Детям жилось в Ильинском привольно. Собственно села, в смысле одного большого поселка, там нет, и общий план его довольно своеобразен. Центр Ильинского составляет погост, стоящий совершенно одиноко. На погосте — церковь Ильи Пророка, кладбище и дома причта, а теперь еще школа с помещением для учительницы. Около церкви сосновая роща — большая редкость для Тульской губернии; и сосны старые, высокие, строевые. Я видел эту рощу уже после того, как она была испорчена вырубкой нескольких сотен стволов для построек, и то она была чудно красива. Дальше вокруг погоста тянутся обширные поля причта, так как ильинской церкви принадлежит что-то около трехсот десятин: щедрый дар прежних помещиков. Никакого жилья глаз не схватывает с погоста. Однако оно есть. Вокруг церковных земель по периферии расположено девять деревень, а по другую сторону, с четверть версты от церкви, — помещичья усадьба, скрытая в деревьях. Все это вместе и составляет то, что называется селом Ильинским.

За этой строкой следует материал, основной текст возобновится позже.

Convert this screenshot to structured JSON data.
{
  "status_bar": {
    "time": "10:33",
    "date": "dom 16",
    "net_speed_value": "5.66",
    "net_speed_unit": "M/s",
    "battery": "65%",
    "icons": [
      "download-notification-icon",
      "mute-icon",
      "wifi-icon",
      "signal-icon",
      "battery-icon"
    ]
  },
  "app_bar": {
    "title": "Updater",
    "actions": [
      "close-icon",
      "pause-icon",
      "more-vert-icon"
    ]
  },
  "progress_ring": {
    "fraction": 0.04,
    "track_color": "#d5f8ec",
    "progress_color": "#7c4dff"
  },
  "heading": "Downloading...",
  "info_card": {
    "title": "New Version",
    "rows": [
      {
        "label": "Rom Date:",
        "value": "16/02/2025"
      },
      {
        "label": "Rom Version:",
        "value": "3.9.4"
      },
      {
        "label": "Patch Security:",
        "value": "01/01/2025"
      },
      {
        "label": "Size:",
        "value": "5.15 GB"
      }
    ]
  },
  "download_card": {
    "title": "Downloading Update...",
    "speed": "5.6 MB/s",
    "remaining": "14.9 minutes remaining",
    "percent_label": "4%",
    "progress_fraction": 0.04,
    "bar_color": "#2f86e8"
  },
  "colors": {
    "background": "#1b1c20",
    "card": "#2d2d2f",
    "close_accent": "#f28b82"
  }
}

Дворы духовенства тянутся вдоль крутого, заросшего деревьями и кустарником склона, спускающегося к узкой речушке. Тут находятся и фруктовые садики, и огороды причта. А речка ниже по течению расширяется и образует озерки и запруды, богатые рыбой. За речкой, по дороге в Тулу, порядочные рощи и лески. В старину, при отце, тут тянулись большие леса. В общем, есть где детям разгуляться на разнообразном просторе.

Эти леса памятны были отцу по веселым каникулярным возвращениям домой из Тульской семинарии. Семинаристы шли по домам пешком совершенно так, как описано у Гоголя. Из города выступали большой толпой, которая постепенно редела, по мере того как мелкие группы сворачивали на проселки к родным приходам. По дороге веселая молодежь собирала ягоды, грибы, варила себе пищу, отдыхала, играла, дурачилась. Приходилось переживать и тревожные минуты, потому что в лесу водилось тогда много волков.

По давешнему порядку, отец был рано отдан в Тульскую семинарию, где скоро выдвинулся своими успехами. Обстановка семинарского быта была бедна, но учили тогда, пожалуй, искуснее, чем впоследствии, при всяких усовершенствованиях. Отец, например, кончая семинарию, говорил и писал по-латыни так же свободно, как по-русски. К концу курса он стал звездой семинарии. Начальство хотело отправить его в Духовную академию. Ему пророчили блестящую карьеру по духовному ведомству. Сам архиерей непременно требовал отправки его в Духовную академию, понятно, на казенный счет. Перед отцом раскрывались торные дороги, но он не захотел идти но духовному ведомству. Почему — не знаю. Всю жизнь он оставался верующим и благочестивым человеком, но по духовной части не пошел, не останавливаясь ни перед ссорой с епархиальными властями, ни перед тем, что не имел никаких средств. От отца он не мог получить никакого пособия, а жизнь и учение в Москве требовали денег. Но он непременно хотел быть врачом и поступил в Московскую медико-хирургическую академию.